There is no legal aid system in Uzbekistan, and no culture of pro bono work, so both clinics have tried to fill that role, with some success (including a mobile clinic that takes legal services to the suburbs of Tashkent)—although students are not currently permitted to represent clients in court. The challenge, Troya said, is to consider whether the primary goal of the clinics is to provide legal aid to as many people as possible or to provide the highest-quality training and supervision of students in the development of lawyering skills—to find, in short, the appropriate balance between the two goals.
Another UC Law SF professor who has worked on JRUP so far is Mai Linh Spencer, associate clinical professor. Among her other experience, Spencer served for five years as a prosecutor in the U.S. Department of Justice, Civil Rights Division. In Uzbekistan, she’s using American clinical education and experiential learning best practices to help develop a clinic-based curriculum for training probationary new hires at the General Prosecutor’s Office (GPO), historically a powerful department of government (and a large one; earlier this year, Mirziyoyev sacked 1,000 people from the office). Spencer’s curriculum builds on additional work by Professor Troya, who supported the GPO remotely this summer by devising a structure for the new GPO legal clinic.
Spencer’s GPO collaborators were career prosecutors, and she thought they were great—“extremely motivated and engaged,” she said, “with a real enthusiasm for teaching and experiential learning.” The high regard was apparently mutual: Spencer’s Uzbek counterpart, Zamira Borsieva, said that “Linh blew participants’ minds by showing them a totally different perspective” (according to, and as rendered into English vernacular by, the interpreter on duty).
Members of the GPO are—and under the new reforms will continue to be—among the most influential members of the Uzbek legal system, so Spencer’s work (on which she is collaborating with Vapnek and Troya) is cutting edge, with, she thinks, vital repercussions for the future.
And the relationship will continue: In September, a half-dozen GPO members and representatives of the two Uzbek law schools visited UC Law SF, after accepting Vapnek’s invitation to include the school on their study tour (which included several different law schools and judicial institutions in the Bay Area). The exchange included observation of students participating in Professor Alina Ball’s Social Enterprise and Economic Empowerment Clinic, a round table with clinical faculty led by Professor Gail Silverstein, and a discussion of best practices in LLM administration led by Associate Dean for Global Programs Keith Hand.
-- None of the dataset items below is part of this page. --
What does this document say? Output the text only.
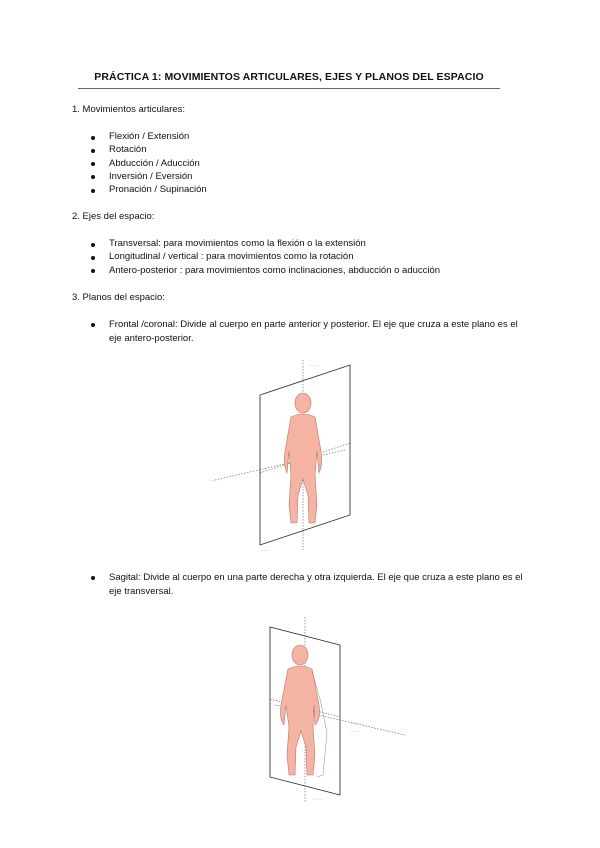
PRÁCTICA 1: MOVIMIENTOS ARTICULARES, EJES Y PLANOS DEL ESPACIO
1. Movimientos articulares:
Flexión / Extensión
Rotación
Abducción / Aducción
Inversión / Eversión
Pronación / Supinación
2. Ejes del espacio:
Transversal: para movimientos como la flexión o la extensión
Longitudinal / vertical : para movimientos como la rotación
Antero-posterior : para movimientos como inclinaciones, abducción o aducción
3. Planos del espacio:
Frontal /coronal: Divide al cuerpo en parte anterior y posterior. El eje que cruza a este plano es el eje antero-posterior.
· · · · · ·
· · · · ·
· · · · ·
Sagital: Divide al cuerpo en una parte derecha y otra izquierda. El eje que cruza a este plano es el eje transversal.
· · · · · ·
· · · · ·
· · · · ·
Over the next two years, UC Law SF will continue to work with JRUP, supplying faculty expertise as needed.
Both Troya and Spencer made some time for tourism while in Uzbekistan, and both rave about the country. (Vapnek’s work on the JRUP project has, thus far, been via webinars.)
“It’s a fascinating place to visit,” Troya said, “and it is one of the safest places for tourists in the world.” After her work with the legal clinics, she took a side trip to Bukhara (another Silk Road stopover and a UNESCO World Heritage site) and became a (guarded) fan of plov, the quintessen- tial Uzbek meal—an aromatic rice dish mixed with meat, onions, carrots, and other vegetables.
As to whether the anti-corruption reforms that Mirziyoyev has proposed will take hold? “Look,” says Troya, with an eloquent neologism, “I don’t want to over-rosify the situation.” (She means, of course, that massive cultural transformation cannot take place overnight, and that problems remain.) “But given all the other things that are going on globally,” she said, “this is a really bright spot in the world today.”